La corte, il processo ai sentimenti
E' una valigia col doppio fondo, un dolce inganno, una giornata di quelle che piove col sole, che al mattino è ancora inverno e al pomeriggio già primavera. Un film curioso e ricamato, <La corte>, che pattina elegante sul ghiaccio più sottile, senza paura di mescolare temi e stili, mood e debolezze: tanto da trasformare un'aula di tribunale in un palcoscenico, fingendo di appassionarsi – nel teatro della vita - al genere processuale per mutarlo invece, con tocco gentile e assai felice (tipico dei francesi: gente che prima di andare in ufficio fa la punta alla matita), nella cornice di una raffinata e acuta commedia sofisticata.

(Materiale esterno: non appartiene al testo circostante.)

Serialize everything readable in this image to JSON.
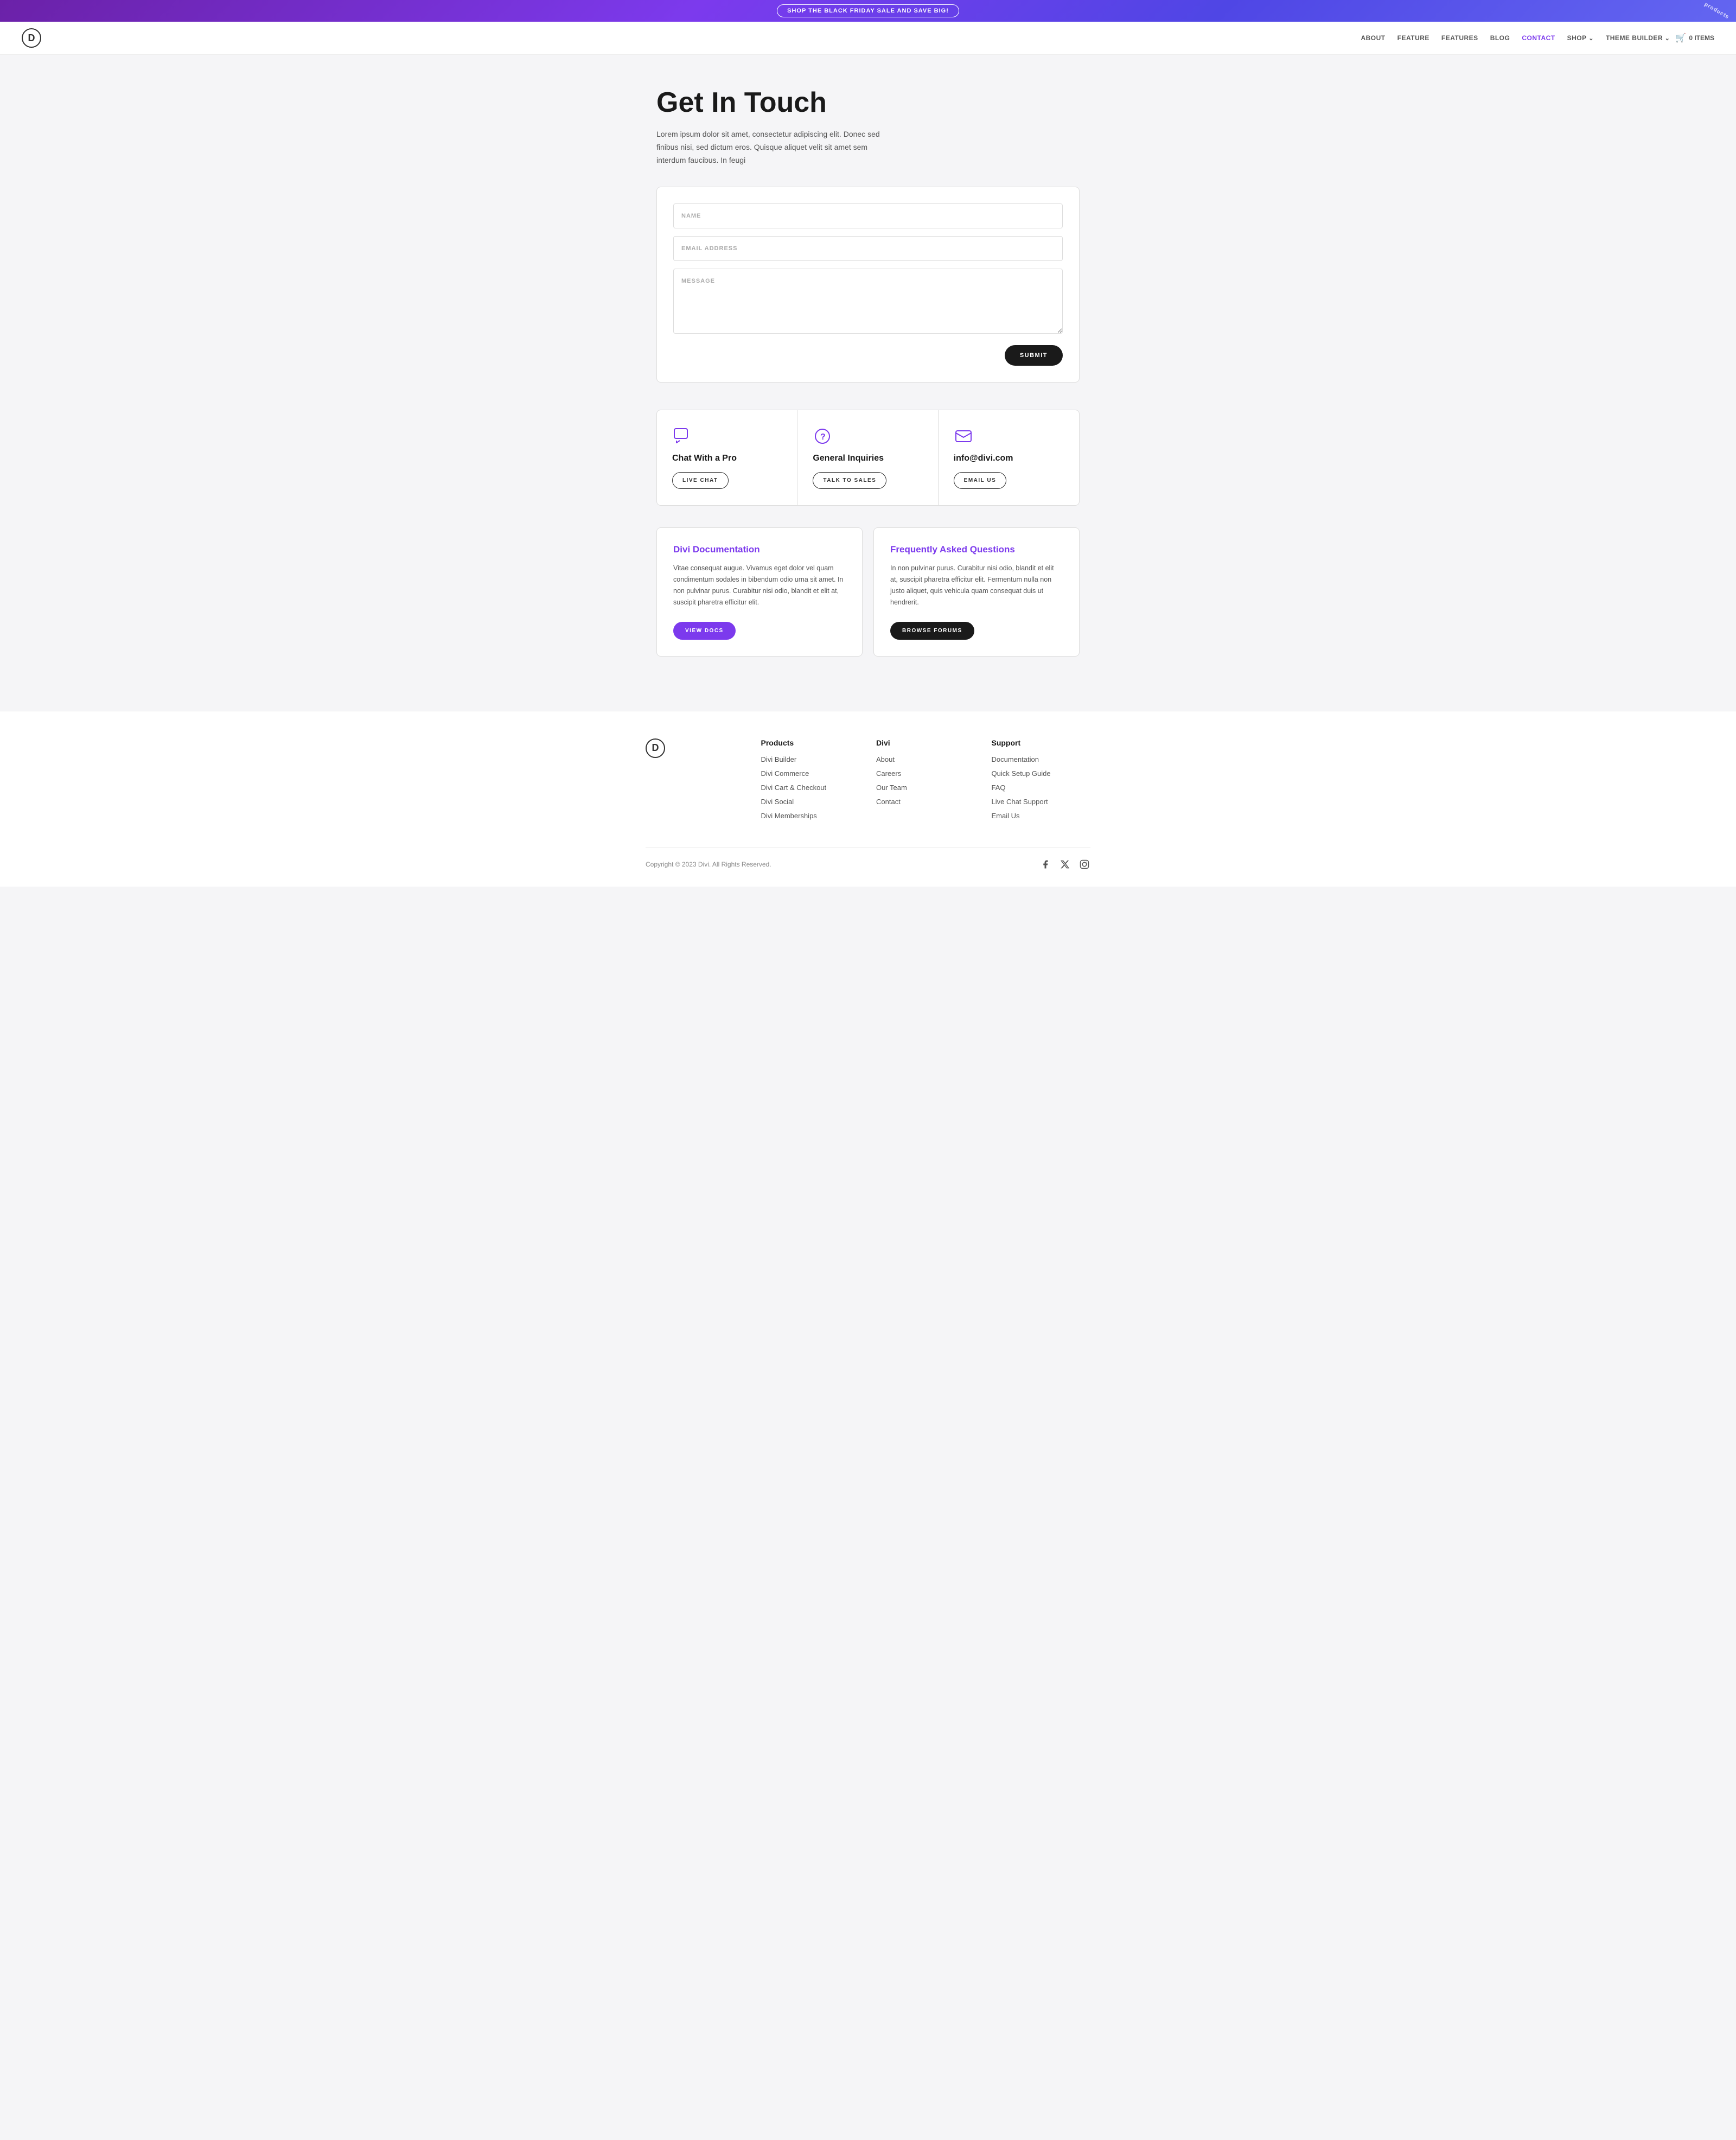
{
  "banner": {
    "cta_label": "SHOP THE BLACK FRIDAY SALE AND SAVE BIG!",
    "products_label": "products"
  },
  "nav": {
    "logo_letter": "D",
    "links": [
      {
        "label": "ABOUT",
        "active": false
      },
      {
        "label": "FEATURE",
        "active": false
      },
      {
        "label": "FEATURES",
        "active": false
      },
      {
        "label": "BLOG",
        "active": false
      },
      {
        "label": "CONTACT",
        "active": true
      },
      {
        "label": "SHOP",
        "active": false,
        "has_arrow": true
      },
      {
        "label": "THEME BUILDER",
        "active": false,
        "has_arrow": true
      }
    ],
    "cart_label": "0 ITEMS"
  },
  "hero": {
    "title": "Get In Touch",
    "description": "Lorem ipsum dolor sit amet, consectetur adipiscing elit. Donec sed finibus nisi, sed dictum eros. Quisque aliquet velit sit amet sem interdum faucibus. In feugi"
  },
  "form": {
    "name_placeholder": "NAME",
    "email_placeholder": "EMAIL ADDRESS",
    "message_placeholder": "MESSAGE",
    "submit_label": "SUBMIT"
  },
  "contact_cards": [
    {
      "icon": "chat",
      "title": "Chat With a Pro",
      "button_label": "LIVE CHAT"
    },
    {
      "icon": "question",
      "title": "General Inquiries",
      "button_label": "TALK TO SALES"
    },
    {
      "icon": "email",
      "title": "info@divi.com",
      "button_label": "EMAIL US"
    }
  ],
  "info_cards": [
    {
      "title": "Divi Documentation",
      "description": "Vitae consequat augue. Vivamus eget dolor vel quam condimentum sodales in bibendum odio urna sit amet. In non pulvinar purus. Curabitur nisi odio, blandit et elit at, suscipit pharetra efficitur elit.",
      "button_label": "VIEW DOCS",
      "button_style": "purple"
    },
    {
      "title": "Frequently Asked Questions",
      "description": "In non pulvinar purus. Curabitur nisi odio, blandit et elit at, suscipit pharetra efficitur elit. Fermentum nulla non justo aliquet, quis vehicula quam consequat duis ut hendrerit.",
      "button_label": "BROWSE FORUMS",
      "button_style": "dark"
    }
  ],
  "footer": {
    "logo_letter": "D",
    "columns": [
      {
        "title": "Products",
        "links": [
          "Divi Builder",
          "Divi Commerce",
          "Divi Cart & Checkout",
          "Divi Social",
          "Divi Memberships"
        ]
      },
      {
        "title": "Divi",
        "links": [
          "About",
          "Careers",
          "Our Team",
          "Contact"
        ]
      },
      {
        "title": "Support",
        "links": [
          "Documentation",
          "Quick Setup Guide",
          "FAQ",
          "Live Chat Support",
          "Email Us"
        ]
      }
    ],
    "copyright": "Copyright © 2023 Divi. All Rights Reserved.",
    "social_icons": [
      "facebook",
      "x-twitter",
      "instagram"
    ]
  }
}
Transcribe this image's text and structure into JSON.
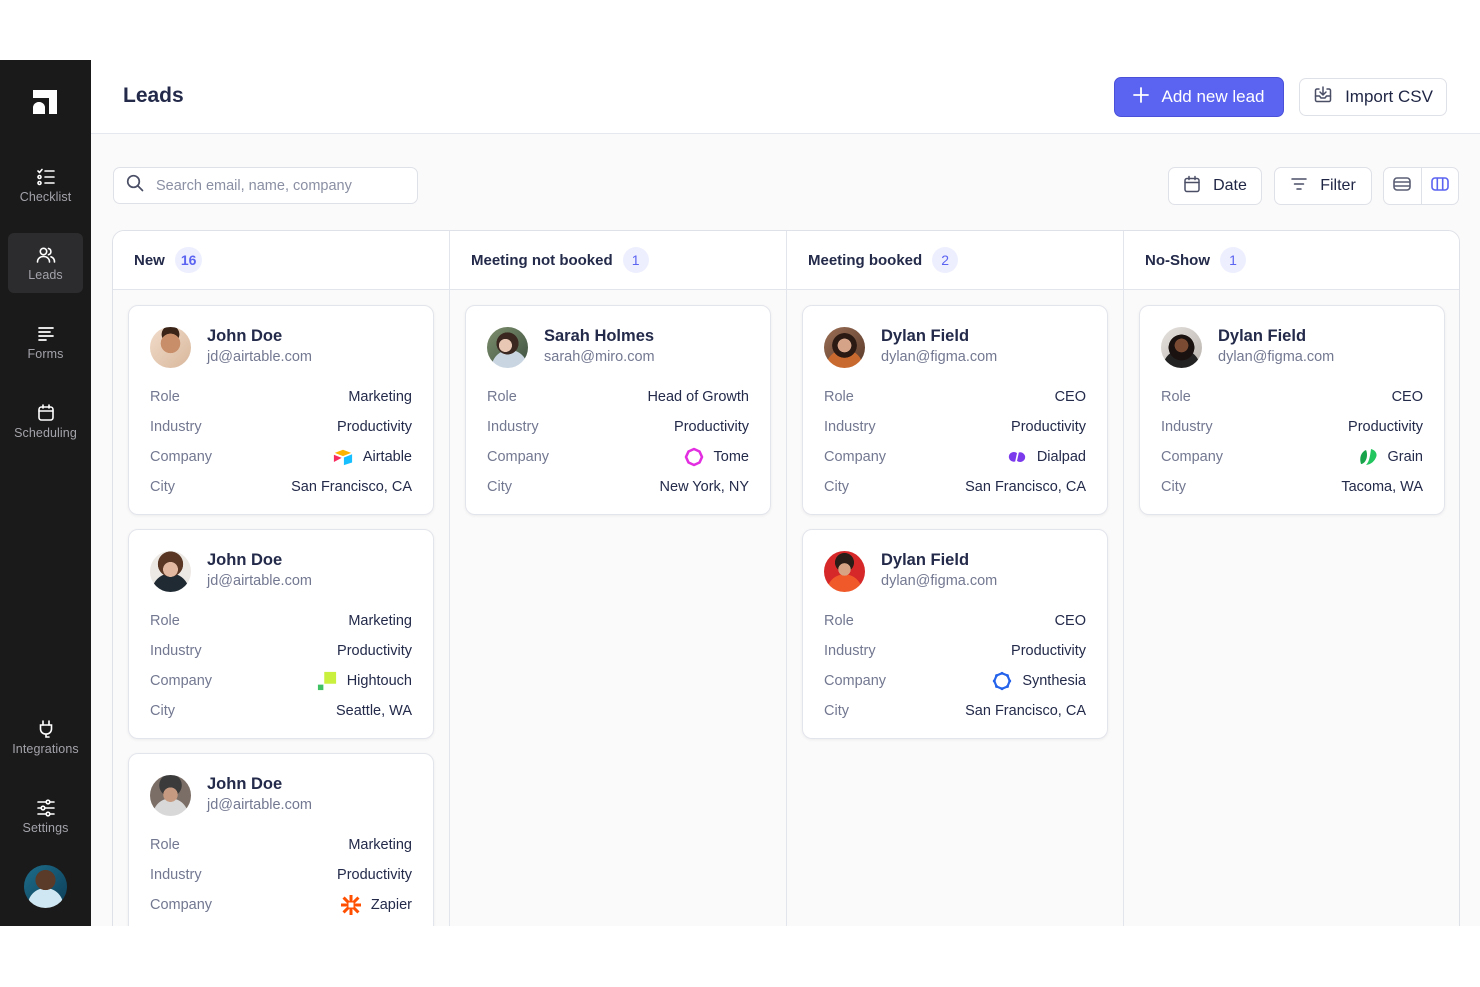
{
  "sidebar": {
    "items": [
      {
        "label": "Checklist",
        "icon": "checklist-icon"
      },
      {
        "label": "Leads",
        "icon": "users-icon",
        "active": true
      },
      {
        "label": "Forms",
        "icon": "forms-icon"
      },
      {
        "label": "Scheduling",
        "icon": "calendar-icon"
      },
      {
        "label": "Integrations",
        "icon": "plug-icon"
      },
      {
        "label": "Settings",
        "icon": "sliders-icon"
      }
    ]
  },
  "header": {
    "title": "Leads",
    "add_button": "Add new lead",
    "import_button": "Import CSV"
  },
  "toolbar": {
    "search_placeholder": "Search email, name, company",
    "search_value": "",
    "date_button": "Date",
    "filter_button": "Filter",
    "view_options": [
      "list-view",
      "board-view"
    ],
    "active_view": "board-view"
  },
  "colors": {
    "accent": "#5b63f1",
    "sidebar_bg": "#1a1a1a",
    "count_badge_bg": "#eeeffe"
  },
  "field_labels": {
    "role": "Role",
    "industry": "Industry",
    "company": "Company",
    "city": "City"
  },
  "columns": [
    {
      "title": "New",
      "count": "16",
      "cards": [
        {
          "name": "John Doe",
          "email": "jd@airtable.com",
          "role": "Marketing",
          "industry": "Productivity",
          "company": "Airtable",
          "company_logo": "airtable-logo-icon",
          "city": "San Francisco, CA"
        },
        {
          "name": "John Doe",
          "email": "jd@airtable.com",
          "role": "Marketing",
          "industry": "Productivity",
          "company": "Hightouch",
          "company_logo": "hightouch-logo-icon",
          "city": "Seattle, WA"
        },
        {
          "name": "John Doe",
          "email": "jd@airtable.com",
          "role": "Marketing",
          "industry": "Productivity",
          "company": "Zapier",
          "company_logo": "zapier-logo-icon",
          "city": ""
        }
      ]
    },
    {
      "title": "Meeting not booked",
      "count": "1",
      "cards": [
        {
          "name": "Sarah Holmes",
          "email": "sarah@miro.com",
          "role": "Head of Growth",
          "industry": "Productivity",
          "company": "Tome",
          "company_logo": "tome-logo-icon",
          "city": "New York, NY"
        }
      ]
    },
    {
      "title": "Meeting booked",
      "count": "2",
      "cards": [
        {
          "name": "Dylan Field",
          "email": "dylan@figma.com",
          "role": "CEO",
          "industry": "Productivity",
          "company": "Dialpad",
          "company_logo": "dialpad-logo-icon",
          "city": "San Francisco, CA"
        },
        {
          "name": "Dylan Field",
          "email": "dylan@figma.com",
          "role": "CEO",
          "industry": "Productivity",
          "company": "Synthesia",
          "company_logo": "synthesia-logo-icon",
          "city": "San Francisco, CA"
        }
      ]
    },
    {
      "title": "No-Show",
      "count": "1",
      "cards": [
        {
          "name": "Dylan Field",
          "email": "dylan@figma.com",
          "role": "CEO",
          "industry": "Productivity",
          "company": "Grain",
          "company_logo": "grain-logo-icon",
          "city": "Tacoma, WA"
        }
      ]
    }
  ]
}
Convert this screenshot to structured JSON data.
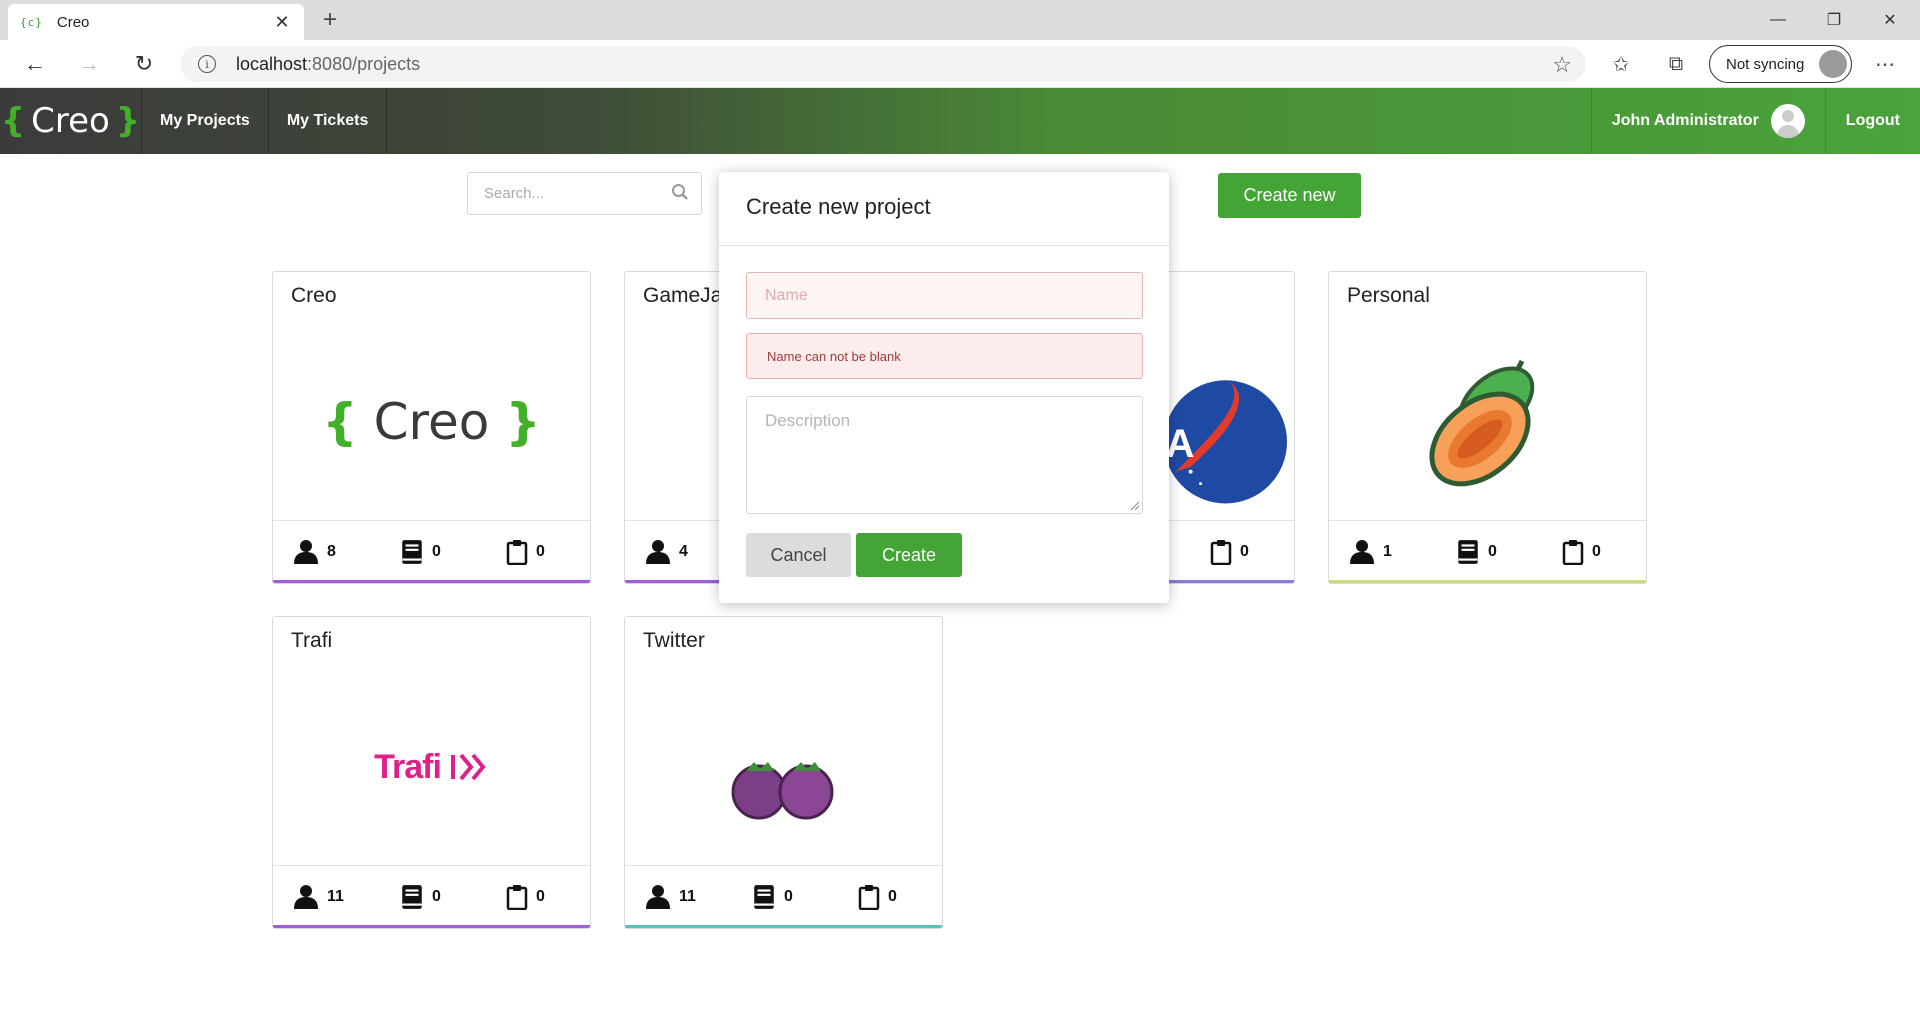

Piacevole sorpresa dell'ultima Mostra di Venezia, dove ha vinto con merito il premio per la miglior sceneggiatura e quello per il miglior attore protagonista (Fabrice Luchini), <La corte> (traduzione banale e un po' sciatta dell'originale <L'hermine>, l'ermellino indossato dai magistrati) disegna con tocco minimale, <lieve>, e bella scrittura teatrale (frasi che non cadono nel vuoto, ma ballano in un sottofondo di sentimenti), il ritratto di empatica sincerità del giudice <a due cifre> (le sue condanne non sono mai inferiori ai 10 anni...) Racine (nome probabilmente non casuale), severissimo e poco amato anche dai colleghi, ma in realtà - nel privato -, tenero e impacciato. Come confermerà - durante il terribile processo a un giovane padre accusato di aver ucciso il figlio di 7 mesi -, anche l'incontro casuale con un'anestesista (la danese Sidse Babett Knudsen, premio César per la miglior attrice non protagonista), conosciuta anni prima e mai davvero dimenticata.
Abile nel cambiare di continuo tono e colore del film con grande agilità e senza forzature, il regista Christian Vincent (che avevamo imparato a conoscere grazie a <La timida>, debutto fortunato e di gran classe che è ancora tra le sue cose migliori) cura con amorevole attenzione i dialoghi lasciando che il resto lo faccia il suo protagonista, nato bravo. Costruendo così una pellicola che seduce per sensibilità, e, in un registro che è doppio se non triplo, schiva tutti i luoghi comuni; costringendo chi è chiamato a scrivere una sentenza difficile ad attenderne un'altra non meno importante: da giudice a imputato nel<processo> dei suoi stessi sentimenti.